- Nickname: KHTN
- Khutauna Location of Khutauna in Bihar, India
- Coordinates: 26°30′N 86°24′E﻿ / ﻿26.50°N 86.40°E
- Country: India
- State: Bihar
- District: Madhubani
- Region: Mithila

Government
- • Type: Bihar State Government
- • Body: Block of Madhubani District_Bihar

Population (2011)
- • Total: 16,080
- Demonym: Maithil
- Time zone: UTC+05:30 (IST)
- PIN: 847227
- Telephone code: 06277
- Lok Sabha constituency: Jhanjharpur
- Vidhan Sabha constituency: Laukaha

= Khutauna =

Khutauna is a small town in the Madhubani district of northern Bihar state, India.

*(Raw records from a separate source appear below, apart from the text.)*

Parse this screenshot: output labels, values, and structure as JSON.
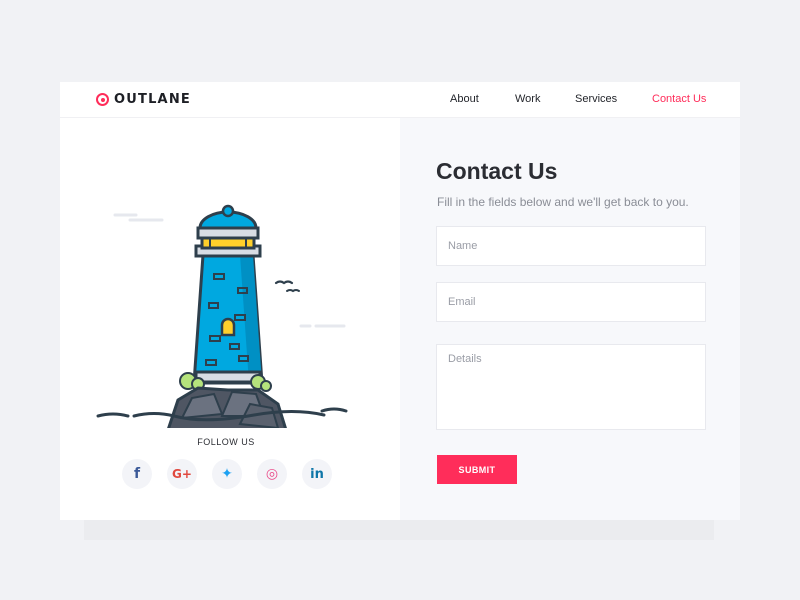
{
  "brand": {
    "name": "OUTLANE"
  },
  "nav": {
    "items": [
      "About",
      "Work",
      "Services",
      "Contact Us"
    ],
    "active_index": 3
  },
  "colors": {
    "accent": "#ff2d5a",
    "sea": "#00a8e0",
    "rock": "#4f5663",
    "outline": "#2e3f4c"
  },
  "contact": {
    "title": "Contact Us",
    "description": "Fill in the fields below and we'll get back to you.",
    "name_placeholder": "Name",
    "email_placeholder": "Email",
    "details_placeholder": "Details",
    "submit_label": "SUBMIT"
  },
  "social": {
    "heading": "FOLLOW US",
    "buttons": [
      {
        "glyph": "f",
        "icon": "facebook-icon",
        "color": "#3b5998"
      },
      {
        "glyph": "G+",
        "icon": "google-plus-icon",
        "color": "#e0483e"
      },
      {
        "glyph": "✦",
        "icon": "twitter-icon",
        "color": "#1da1f2"
      },
      {
        "glyph": "◎",
        "icon": "dribbble-icon",
        "color": "#ea4c89"
      },
      {
        "glyph": "in",
        "icon": "linkedin-icon",
        "color": "#0e76a8"
      }
    ]
  }
}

Khutauna block consists of 14 wards. Khutauna is under the Phulparas subdivision and has its own post office. Khutauna is very close to the Indo-Nepal border.

Laukaha is a nearby town close to the border of the Nepalese town of Thadi. Laukaha in India and Thadi in Nepal are part of a designated trade route between India and Nepal. The Government of Nepal has set up a dedicated customs office in the town,
 and the Government of India has established a Land Customs Station with a superintendent-level officer.